- Der erste Wahlbarometer des Wahljahres 2023 zeigt keine eindeutigen Gewinner.
- Die Grünen verlieren jedoch deutlich: Sie erreichen aktuell einen Wähleranteil von 10.7 Prozent.
- Offen ist, wie sehr das Debakel um die Credit Suisse die Wählermeinungen beeinflussen wird. Denn die Befragung wurde bereits vor Bekanntwerden des Rettungsplans durchgeführt.
Rund sieben Monate vor den nationalen Wahlen stehen die Zeichen auf Stabilität. Das zeigt der SRG-Wahlbarometer, der die Wahlabsichten der Schweizer Stimmbevölkerung vor den Wahlen 2023 festhält. Einzige Ausnahme: Die Grünen. Die Partei, die noch 2019 die grosse Gewinnerin war, verliert aktuell 2.5 Prozentpunkte gegenüber den Wahlen 2019.
Im Übrigen gibt es kaum Verschiebungen: Die SVP bleibt mit einem Anteil von aktuell 26.6 Prozent klar wählerstärkste Partei, die SP kann im Vergleich zu 2019 mit einem Prozentpunkt leicht zulegen. Bei der Interpretation ist aber Zurückhaltung angesagt, zumal die Zunahme im Fehlerbereich liegt: Die Schätzgenauigkeit der Umfrage liegt bei +/-1.2 Prozentpunkten.
Folgen nach der Credit-Suisse-Übernahme?
Allerdings: «Die jüngsten Ereignisse sind in der Studie nicht berücksichtigt», sagt Sarah Bütikofer, Politologin beim Forschungsinstitut Sotomo, welches die Befragung durchgeführt hat. Sie meint: Das Debakel um die Grossbank Credit Suisse, die am Wochenende durch die UBS und unter Zusicherung milliardenschwerer Garantien durch den Bund gerettet werden musste. Die Themenbereiche Staatsausgaben sowie Arbeitslosigkeit und Lohndruck rangieren in der Sorgenliste denn auch weit unten. «Die Frage ist, was nun passiert», sagt Bütikofer.
Die Politexpertin gibt zu bedenken, dass es sich bei der Übernahme der CS durch die UBS um ein aktuelles Ereignis handelt und nicht um eine längerfristige Thematik wie etwa der Klimawandel oder die Migration, welche die Wählerschaft schon seit geraumer Zeit beschäftigen.
Bütikofer geht deshalb nicht davon aus, dass die Übernahme der Credit Suisse demnächst ganz oben auf der Sorgenliste thront. «Im Moment ist es aufgrund der Aktualität sicher ein sehr wichtiges Thema.
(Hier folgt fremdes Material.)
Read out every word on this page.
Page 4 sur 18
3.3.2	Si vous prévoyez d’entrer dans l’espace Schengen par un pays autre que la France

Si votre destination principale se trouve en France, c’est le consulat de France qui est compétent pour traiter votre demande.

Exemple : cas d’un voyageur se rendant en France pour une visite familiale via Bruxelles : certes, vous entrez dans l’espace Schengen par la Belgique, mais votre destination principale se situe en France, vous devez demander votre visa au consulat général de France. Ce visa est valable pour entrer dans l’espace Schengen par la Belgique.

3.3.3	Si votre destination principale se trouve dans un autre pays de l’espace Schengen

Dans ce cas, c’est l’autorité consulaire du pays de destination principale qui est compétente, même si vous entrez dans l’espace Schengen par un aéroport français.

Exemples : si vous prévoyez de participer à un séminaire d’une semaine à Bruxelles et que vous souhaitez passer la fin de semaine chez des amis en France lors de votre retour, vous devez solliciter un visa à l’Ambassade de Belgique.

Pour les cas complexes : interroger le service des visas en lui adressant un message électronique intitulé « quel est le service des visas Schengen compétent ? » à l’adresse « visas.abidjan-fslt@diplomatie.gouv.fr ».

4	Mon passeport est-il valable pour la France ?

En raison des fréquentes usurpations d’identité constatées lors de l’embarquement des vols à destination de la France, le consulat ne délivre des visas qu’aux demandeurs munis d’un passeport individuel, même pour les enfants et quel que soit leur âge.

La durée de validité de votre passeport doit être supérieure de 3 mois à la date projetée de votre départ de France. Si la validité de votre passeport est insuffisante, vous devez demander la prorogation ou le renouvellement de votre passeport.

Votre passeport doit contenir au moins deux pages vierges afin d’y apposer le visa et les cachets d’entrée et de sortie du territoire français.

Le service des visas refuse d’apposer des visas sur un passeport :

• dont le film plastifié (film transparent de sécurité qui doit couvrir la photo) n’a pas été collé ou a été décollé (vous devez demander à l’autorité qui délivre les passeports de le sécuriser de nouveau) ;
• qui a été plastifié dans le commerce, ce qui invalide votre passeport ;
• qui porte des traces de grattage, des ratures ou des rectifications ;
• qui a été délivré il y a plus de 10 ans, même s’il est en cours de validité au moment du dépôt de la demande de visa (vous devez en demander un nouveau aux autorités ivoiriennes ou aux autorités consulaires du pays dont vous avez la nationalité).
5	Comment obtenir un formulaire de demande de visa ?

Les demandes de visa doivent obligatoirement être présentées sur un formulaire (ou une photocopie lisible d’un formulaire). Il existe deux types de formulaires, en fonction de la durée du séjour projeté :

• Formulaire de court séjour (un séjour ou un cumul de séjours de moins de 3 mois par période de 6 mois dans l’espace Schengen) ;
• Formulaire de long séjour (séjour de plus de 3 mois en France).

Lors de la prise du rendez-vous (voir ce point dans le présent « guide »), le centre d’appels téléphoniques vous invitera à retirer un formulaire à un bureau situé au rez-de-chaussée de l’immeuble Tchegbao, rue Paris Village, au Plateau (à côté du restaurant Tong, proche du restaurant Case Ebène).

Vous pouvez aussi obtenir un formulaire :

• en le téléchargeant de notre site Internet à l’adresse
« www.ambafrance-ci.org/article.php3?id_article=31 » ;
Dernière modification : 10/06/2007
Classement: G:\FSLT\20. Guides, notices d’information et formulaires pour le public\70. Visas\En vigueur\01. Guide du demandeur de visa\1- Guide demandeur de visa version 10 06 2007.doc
In der Schweiz ist es aber so, dass die Parteibindungen sehr stabil sind.» Und somit werde die CS auch die Langzeit-Themen der Parteien nicht verdrängen.
Sollte die CS-Übernahme allerdings weitere wirtschaftliche Konsequenzen nach sich ziehen wie etwa Arbeitslosigkeit, könne das sehr wohl einen Einfluss auf die Wahlen haben. «Es ist aber nicht absehbar, welche Partei am meisten davon profitieren wird», sagt Bütikofer.
Grüne können nicht an Erfolg von 2019 anknüpfen
Zwar dominieren noch immer grüne Themen die Liste der Herausforderungen der Schweizerinnen und Schweizer, die Grünen können aber nicht mehr so viel Kapital daraus schlagen, wie noch bei den Wahlen 2019. Die Partei habe vor vier Jahren extrem viel dazugewonnen, gibt Sarah Bütikofer zu bedenken. «Jetzt kommt es zu einer gewissen Stabilisierung.»
«Vor vier Jahren war die Klimabewegung noch ganz jung und es gab eine enorme Mobilisierung», erklärt Sotomo-Geschäftsführer Michael Hermann. Das Thema sei zwar immer noch sehr wichtig, doch es sei eine gewisse Ernüchterung spürbar. Und: «Man traut auch anderen Parteien in diesem Bereich Lösungen zu, wie etwa der SP.»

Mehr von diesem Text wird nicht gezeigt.